The work/life balance made a difference to my life because, again, my stress level regarding work is so much better now than it was in the US. Sometimes, I think there must be something that I am missing or doing wrong, because I feel so much better than I have in years.

It was a bit of a rough transition for my daughter, who is in high school. It seems to have gotten a lot better now that we have been here 8 months, and she was able to get a job. She is making friends and has adjusted to a lot of the differences in how schoolwork is here and is much happier.

The major differences between your current role in NZ and your previous role in the United States? This may be a little different because I work in Maternity, but the unit is primarily Midwife led (midwives are NOT nurses in NZ - that was a huge adjustment for me), and most care is not physician led. I still get anxious sometimes about discharging a mom home because I don't have a written physician order that tells me to.

The medication charts were also a huge adjustment - they are all hand-written, and I have to very consciously remember to check every page to make sure I did not miss something that was written in later (or after a skipped page)
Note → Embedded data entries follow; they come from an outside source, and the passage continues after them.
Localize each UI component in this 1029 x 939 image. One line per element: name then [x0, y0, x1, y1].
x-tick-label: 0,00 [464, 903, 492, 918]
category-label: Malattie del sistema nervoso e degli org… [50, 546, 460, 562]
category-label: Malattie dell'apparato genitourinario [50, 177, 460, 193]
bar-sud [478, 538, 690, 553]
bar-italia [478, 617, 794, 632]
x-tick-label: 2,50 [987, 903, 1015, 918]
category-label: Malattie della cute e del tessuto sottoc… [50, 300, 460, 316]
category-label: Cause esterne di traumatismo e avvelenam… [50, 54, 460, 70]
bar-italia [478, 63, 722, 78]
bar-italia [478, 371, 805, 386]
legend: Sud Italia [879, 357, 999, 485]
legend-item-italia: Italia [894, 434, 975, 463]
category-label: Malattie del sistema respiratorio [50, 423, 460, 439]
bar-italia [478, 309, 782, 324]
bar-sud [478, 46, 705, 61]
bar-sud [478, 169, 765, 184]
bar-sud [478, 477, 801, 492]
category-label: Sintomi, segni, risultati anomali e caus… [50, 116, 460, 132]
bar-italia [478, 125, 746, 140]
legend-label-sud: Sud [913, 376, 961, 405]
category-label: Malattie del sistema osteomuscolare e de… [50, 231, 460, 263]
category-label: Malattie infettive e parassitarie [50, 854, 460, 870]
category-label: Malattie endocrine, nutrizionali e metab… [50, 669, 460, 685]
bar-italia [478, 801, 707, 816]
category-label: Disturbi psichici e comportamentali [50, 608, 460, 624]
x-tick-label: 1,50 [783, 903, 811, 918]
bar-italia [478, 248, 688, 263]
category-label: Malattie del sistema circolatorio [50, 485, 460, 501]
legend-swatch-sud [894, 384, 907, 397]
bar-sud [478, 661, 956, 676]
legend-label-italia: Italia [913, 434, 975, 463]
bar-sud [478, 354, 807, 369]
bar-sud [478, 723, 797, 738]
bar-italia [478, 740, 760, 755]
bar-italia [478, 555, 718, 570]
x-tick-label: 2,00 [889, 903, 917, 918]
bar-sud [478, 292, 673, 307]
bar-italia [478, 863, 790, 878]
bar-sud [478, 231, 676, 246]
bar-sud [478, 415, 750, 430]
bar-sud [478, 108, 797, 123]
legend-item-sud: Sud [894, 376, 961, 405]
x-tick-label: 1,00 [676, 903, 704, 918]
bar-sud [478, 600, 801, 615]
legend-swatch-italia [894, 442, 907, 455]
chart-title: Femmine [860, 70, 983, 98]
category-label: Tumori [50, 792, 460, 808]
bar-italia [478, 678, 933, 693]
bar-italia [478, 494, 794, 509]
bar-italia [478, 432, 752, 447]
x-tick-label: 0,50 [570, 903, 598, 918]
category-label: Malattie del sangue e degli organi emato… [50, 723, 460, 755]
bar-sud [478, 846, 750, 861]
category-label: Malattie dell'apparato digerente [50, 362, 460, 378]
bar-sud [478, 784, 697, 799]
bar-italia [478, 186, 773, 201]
The actual care I provide is very similar - checking the fundus and lochia, assisting with breast feeding, providing education regarding newborn care for new parents

It still surprises me when I think of some health screening or guideline from the US, and find out that NZ uses their own guidelines, adjusted for the population here. I am so used to thinking in terms of the USPSTF (US Preventative Service Task Force) and ACOG (American College of Obstetrics and Gynecology) that I occasionally still get confused why some things are just handled differently here. It has made me acutely aware that there are many ways of thinking about issues, and that just because I learned it one way in the US, that does not mean it is always the best (or only) way.